How to be the edgiest person on campus

You’ll be edgier than a dodecahedron

| UPDATED edgy

Tired of blending into the wallpaper? Sick of looking like a walking advert for Forever 21 like the rest of the population?

Here is a guide to being edgy for the highly confused mainstream people out there: because being normal just isn’t good enough anymore…

Invest in a scrunchie

Clearly do not go to Urban Outfitters to do so, that would be far too mainstream. For extra edge, leave hair unwashed for four to six days (don’t even consider using that Batiste girlfriend: you’ve gotta look like a scag’ed to really complete the look).

So many scrunchies, so little time

Acquire a completely pointless tattoo of a shape

The more pointless the tattoo, the edgier you become. Think straight lines and dots. Meaning is mainstream.

It’s ‘prison’ guys

Do background work on DJs normal people have never heard of

Pretend to everyone you know all about them, and have even had sex with some. Edgy people cannot sleep with mainstream humans in case they become infected with normality. Edgy conquests, edgy life.

Dress in the dark

Who says a 90s Adidas tie-dye top doesn’t look smashing with a pair of velvet leggings. Add a bindi for extra effect. Head turning.

Edgy people don’t have ‘tellies’

Confine yourself to your room and do drugs bought with daddy’s credit card, while flicking through AnOther magazine. Edgy people must radiate independence. No one can be like them – apart from their friends who all look the same.

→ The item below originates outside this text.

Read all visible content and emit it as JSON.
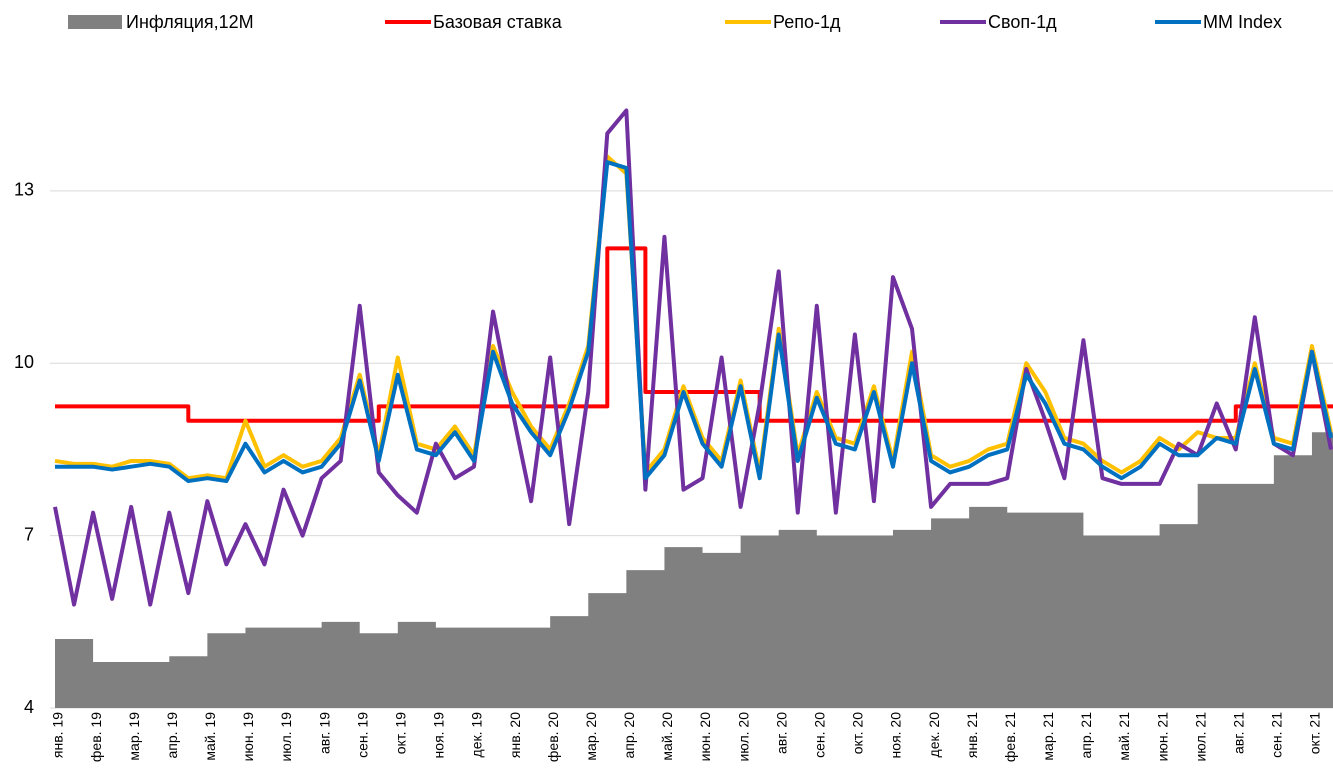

Started from the Heat mag now we’re here

Edgy people love irony

Compose yourself in any jacket as seen on chavs and a pair of unwashed oversized Levis from Oxfam, and wait patiently for daddy to collect you from University in his Merc.

Start smoking

The more you damage your body with cigs and drugs, the edgier you become. Pass the smack.

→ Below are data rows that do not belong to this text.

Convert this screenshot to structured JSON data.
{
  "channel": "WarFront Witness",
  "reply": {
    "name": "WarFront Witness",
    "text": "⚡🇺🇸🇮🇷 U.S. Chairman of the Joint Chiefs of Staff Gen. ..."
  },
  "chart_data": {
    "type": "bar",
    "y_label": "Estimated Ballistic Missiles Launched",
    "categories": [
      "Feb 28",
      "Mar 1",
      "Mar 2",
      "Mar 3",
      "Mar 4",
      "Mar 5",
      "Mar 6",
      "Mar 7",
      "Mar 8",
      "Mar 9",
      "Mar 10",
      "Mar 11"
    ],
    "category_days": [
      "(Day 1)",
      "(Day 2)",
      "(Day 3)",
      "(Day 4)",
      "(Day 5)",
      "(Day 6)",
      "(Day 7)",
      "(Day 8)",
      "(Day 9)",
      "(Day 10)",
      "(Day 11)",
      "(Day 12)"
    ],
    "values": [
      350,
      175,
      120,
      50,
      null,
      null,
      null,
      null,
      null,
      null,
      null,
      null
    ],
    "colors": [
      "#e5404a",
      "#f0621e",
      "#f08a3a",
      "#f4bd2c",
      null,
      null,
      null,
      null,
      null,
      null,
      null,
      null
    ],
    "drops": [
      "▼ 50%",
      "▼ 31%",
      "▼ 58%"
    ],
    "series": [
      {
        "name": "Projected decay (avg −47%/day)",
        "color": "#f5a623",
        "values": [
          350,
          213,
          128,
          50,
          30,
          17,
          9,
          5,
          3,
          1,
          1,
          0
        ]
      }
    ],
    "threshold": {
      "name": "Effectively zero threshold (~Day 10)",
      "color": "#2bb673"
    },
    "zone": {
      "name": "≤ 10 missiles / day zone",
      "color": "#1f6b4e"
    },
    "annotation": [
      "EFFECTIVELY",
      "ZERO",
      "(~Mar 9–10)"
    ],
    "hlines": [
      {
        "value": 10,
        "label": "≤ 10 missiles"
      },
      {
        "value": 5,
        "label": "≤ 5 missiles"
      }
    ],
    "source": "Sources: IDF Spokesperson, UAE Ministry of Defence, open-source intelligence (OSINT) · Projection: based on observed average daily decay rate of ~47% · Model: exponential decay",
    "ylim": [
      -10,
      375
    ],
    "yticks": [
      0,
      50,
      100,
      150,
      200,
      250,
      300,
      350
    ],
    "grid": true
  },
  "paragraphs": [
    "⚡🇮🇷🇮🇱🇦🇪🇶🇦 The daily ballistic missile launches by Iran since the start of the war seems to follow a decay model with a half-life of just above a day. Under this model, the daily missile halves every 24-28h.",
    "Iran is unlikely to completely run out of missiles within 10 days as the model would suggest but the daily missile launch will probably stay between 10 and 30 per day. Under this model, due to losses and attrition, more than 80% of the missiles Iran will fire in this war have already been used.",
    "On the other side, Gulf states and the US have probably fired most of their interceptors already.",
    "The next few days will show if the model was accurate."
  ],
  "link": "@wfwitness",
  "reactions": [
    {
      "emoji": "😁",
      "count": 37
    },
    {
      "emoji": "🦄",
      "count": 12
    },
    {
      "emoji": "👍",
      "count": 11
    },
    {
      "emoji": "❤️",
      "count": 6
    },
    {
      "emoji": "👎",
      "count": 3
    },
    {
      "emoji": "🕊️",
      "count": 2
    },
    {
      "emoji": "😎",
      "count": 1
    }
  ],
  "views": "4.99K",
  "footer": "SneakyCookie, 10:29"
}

Why smoke one when you can smoke two?

Become a vegan gluten-free low G.I nut free kale consuming eater

Cut out dairy. Asda is for normal people and you are what you eat.

#whatveganseat

Try not to let the pressure of withholding dirty secrets get to you

Remember you have no idea who David Guetta is, regardless of his songs mysteriously appearing on your iPod.

Does the word “edge” look strange to you now? Yep, me too: living on the edge has its downsides.